Este lamentable panorama no es más que la prueba fehaciente de que los poderes públicos no han tenido la audacia de abordar las grandes cuestiones pendientes para la generalidad de los funcionarios; prefiriendo satisfacer las apetencias insolidarias de los grupos más influyentes a costa de marginar las legítimas aspiraciones de la mayoría.
Verdaderas dimensiones del problema
A los hombres del PSOE les acecha el riesgo muy próximo e inmediato de que su pretendida reforma. administrativa sólo toque la fachada, sin penetrar en las interioridades y amplias avenidas de la Administración. Quiero decir que, por ejemplo, no hasta con instaurar un régimen severo de horarios ni con aplicar un estricto régimen de incompatibilidades que, a lo mejor, sólo se aplica a los funcionarios medios e inferiores, mientras que, como ha ocurrido en ocasiones precedentes, los altos funcionarios seguían compatibilizando lo divino y lo humano.

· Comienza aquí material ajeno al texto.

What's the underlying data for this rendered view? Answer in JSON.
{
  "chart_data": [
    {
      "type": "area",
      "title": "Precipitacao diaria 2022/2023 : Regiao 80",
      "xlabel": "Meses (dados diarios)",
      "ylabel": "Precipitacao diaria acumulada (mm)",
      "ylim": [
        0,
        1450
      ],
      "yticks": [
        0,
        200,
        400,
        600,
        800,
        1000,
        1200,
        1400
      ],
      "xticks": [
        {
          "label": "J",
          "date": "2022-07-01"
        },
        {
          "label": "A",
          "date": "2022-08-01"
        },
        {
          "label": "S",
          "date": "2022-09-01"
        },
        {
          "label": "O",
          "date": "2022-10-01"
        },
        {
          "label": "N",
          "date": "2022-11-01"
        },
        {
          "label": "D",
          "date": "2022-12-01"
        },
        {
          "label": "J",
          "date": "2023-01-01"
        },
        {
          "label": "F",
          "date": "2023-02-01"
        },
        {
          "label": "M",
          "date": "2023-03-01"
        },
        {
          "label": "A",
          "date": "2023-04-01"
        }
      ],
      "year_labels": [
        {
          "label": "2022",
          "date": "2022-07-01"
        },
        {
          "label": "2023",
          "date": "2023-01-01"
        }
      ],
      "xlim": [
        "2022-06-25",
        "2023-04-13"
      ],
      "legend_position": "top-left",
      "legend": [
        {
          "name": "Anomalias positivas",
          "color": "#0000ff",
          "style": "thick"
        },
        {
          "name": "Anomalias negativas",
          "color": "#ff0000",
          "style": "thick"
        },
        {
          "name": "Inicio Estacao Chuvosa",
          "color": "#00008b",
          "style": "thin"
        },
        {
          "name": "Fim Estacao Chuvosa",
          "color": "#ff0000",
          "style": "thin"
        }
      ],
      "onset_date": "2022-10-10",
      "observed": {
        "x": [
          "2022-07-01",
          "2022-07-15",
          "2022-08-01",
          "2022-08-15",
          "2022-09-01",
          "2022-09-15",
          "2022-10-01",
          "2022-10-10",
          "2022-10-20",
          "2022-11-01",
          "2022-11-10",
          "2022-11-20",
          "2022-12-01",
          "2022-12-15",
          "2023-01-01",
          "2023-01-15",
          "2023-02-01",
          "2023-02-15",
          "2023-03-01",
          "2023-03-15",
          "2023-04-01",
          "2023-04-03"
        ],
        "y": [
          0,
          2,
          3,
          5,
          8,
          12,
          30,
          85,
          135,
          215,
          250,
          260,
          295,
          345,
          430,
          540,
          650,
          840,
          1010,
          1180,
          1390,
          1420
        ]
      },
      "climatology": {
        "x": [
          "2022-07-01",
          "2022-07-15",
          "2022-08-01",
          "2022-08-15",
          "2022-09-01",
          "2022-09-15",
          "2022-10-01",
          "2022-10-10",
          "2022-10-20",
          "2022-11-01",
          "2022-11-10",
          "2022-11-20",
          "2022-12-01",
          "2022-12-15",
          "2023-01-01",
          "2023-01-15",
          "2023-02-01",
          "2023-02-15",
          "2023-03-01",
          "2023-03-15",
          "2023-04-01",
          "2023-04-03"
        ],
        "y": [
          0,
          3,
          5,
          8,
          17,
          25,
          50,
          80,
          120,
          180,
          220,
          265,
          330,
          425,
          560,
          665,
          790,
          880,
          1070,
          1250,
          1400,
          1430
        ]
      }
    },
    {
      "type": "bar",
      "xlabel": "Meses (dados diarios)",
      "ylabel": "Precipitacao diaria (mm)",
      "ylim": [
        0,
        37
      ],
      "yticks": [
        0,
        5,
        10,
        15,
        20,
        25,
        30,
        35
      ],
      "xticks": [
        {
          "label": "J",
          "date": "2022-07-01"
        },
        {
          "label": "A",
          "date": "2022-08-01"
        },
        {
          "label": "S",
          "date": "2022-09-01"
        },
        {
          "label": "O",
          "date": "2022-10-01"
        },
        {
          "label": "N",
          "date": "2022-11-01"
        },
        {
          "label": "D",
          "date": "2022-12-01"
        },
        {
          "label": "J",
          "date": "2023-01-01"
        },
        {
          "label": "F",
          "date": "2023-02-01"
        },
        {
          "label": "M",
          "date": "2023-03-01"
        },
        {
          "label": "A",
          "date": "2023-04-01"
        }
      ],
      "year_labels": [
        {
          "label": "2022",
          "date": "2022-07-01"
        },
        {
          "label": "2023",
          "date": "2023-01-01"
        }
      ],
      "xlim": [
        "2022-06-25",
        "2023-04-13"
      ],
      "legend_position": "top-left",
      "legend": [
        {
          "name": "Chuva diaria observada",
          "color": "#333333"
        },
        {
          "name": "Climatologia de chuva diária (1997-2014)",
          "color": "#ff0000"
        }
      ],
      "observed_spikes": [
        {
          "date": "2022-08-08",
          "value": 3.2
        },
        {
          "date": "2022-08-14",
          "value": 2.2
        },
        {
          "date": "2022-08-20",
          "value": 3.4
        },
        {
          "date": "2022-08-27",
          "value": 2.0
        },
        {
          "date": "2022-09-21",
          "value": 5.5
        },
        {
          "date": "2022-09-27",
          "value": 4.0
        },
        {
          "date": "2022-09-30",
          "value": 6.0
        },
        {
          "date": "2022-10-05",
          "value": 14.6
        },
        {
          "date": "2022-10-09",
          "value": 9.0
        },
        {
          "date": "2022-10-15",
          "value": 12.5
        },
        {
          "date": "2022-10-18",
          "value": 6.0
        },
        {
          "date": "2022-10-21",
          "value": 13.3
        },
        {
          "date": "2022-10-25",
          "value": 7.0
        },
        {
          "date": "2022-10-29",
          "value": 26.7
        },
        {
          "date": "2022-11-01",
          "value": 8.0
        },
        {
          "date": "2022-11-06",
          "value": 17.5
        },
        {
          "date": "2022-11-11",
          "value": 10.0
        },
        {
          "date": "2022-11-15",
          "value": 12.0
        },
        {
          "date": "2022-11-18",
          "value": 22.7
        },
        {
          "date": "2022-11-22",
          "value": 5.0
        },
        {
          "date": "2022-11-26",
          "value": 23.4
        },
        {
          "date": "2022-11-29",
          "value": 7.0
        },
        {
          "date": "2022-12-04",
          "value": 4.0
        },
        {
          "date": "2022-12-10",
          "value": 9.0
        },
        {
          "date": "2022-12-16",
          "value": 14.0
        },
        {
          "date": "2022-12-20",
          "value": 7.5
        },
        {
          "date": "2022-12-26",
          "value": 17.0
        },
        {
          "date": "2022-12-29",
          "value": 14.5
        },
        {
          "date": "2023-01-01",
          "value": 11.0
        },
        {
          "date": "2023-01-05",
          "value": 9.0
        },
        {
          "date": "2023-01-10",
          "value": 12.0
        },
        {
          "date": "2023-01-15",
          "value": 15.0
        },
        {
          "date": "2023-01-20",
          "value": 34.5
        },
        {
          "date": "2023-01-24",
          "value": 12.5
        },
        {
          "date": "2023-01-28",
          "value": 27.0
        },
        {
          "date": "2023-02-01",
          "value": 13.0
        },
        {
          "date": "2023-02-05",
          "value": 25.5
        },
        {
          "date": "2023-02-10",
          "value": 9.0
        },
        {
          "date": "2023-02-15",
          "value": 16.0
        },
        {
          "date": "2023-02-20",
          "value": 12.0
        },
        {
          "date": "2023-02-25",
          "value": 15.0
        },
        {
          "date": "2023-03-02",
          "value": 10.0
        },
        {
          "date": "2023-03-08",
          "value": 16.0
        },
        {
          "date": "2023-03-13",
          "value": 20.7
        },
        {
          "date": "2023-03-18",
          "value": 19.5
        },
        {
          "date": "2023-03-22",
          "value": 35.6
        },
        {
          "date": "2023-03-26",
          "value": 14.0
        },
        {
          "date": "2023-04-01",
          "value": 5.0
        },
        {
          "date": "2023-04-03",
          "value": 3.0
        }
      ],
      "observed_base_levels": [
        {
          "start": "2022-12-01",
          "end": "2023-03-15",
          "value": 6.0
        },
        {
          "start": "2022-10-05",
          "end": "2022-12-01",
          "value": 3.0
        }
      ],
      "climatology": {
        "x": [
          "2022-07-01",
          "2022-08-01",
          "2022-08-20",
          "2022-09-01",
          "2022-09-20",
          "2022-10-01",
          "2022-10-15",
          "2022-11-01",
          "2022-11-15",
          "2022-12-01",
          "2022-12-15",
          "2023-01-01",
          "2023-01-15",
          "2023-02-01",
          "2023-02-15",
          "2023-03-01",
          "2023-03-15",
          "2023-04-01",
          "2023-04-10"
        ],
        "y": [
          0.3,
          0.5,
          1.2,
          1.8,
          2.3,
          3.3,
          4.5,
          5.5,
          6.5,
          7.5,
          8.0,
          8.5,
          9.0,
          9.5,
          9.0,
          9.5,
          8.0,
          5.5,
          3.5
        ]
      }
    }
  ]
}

Estas y otras medidas son necesarias, pero van a resultar absolutamente insuficientes, ya que de lo que se trata, y ahí radica el fondo de la cuestión, es de organizar el trabajo, de incentivar a los funcionarios, de implicarles responsable mente en las tareas, de repartir los efectivos con cabeza y sin fáciles demagogias, de dignificar el ejercicio de las actividades públicas, de conseguir una adecuada productividad, de clarificar organigramas, de sanear los espacios administrativos de todo lo que suene a desidia, corrupción o incompetencia. Tales son las auténticas dimensiones del problema que, por tanto, no se solucionará con el artificio de unas medidas halagadoras, tal vez, para la opinión pública, pero impropias para desmontar las imperfecciones existentes.
El impulso de los políticos
A mí me pareció siempre que la Administración y la función pública no han actuado estos últimos años como debieran por la sencilla razón de que falló el resorte más decisivo: el propio Gobierno, o sea los políticos. Quiero significar que no es posible, aquí ni en ningún sitio, que el dispositivo administrativo-burocrático funcione correctamente si quien ha de impulsarlo, dirigirlo y controlarlo, las instancias políticas, se resienten en su contextura y no están en condiciones de marcar el rumbo que ha de seguirse. El PSOE, que llegó eufórico al poder, no debe olvidar esta verdad tan simple como trascendente: para que la Administración marche al compás que requieren las circunstancias, para que la función pública sea un factor de dinamismo social, el poder político debe saber jugar su protagonismo y presentarse como el primer factor de impulsión. En caso contrarío, por bellas medidas que se dibujen en las campañas electorales, el camino de la reforma administrativa seguirá una vez más sin andarse, y por todos los ambientes de la sociedad española se extenderán la desilusión, la impotencia y la frustración.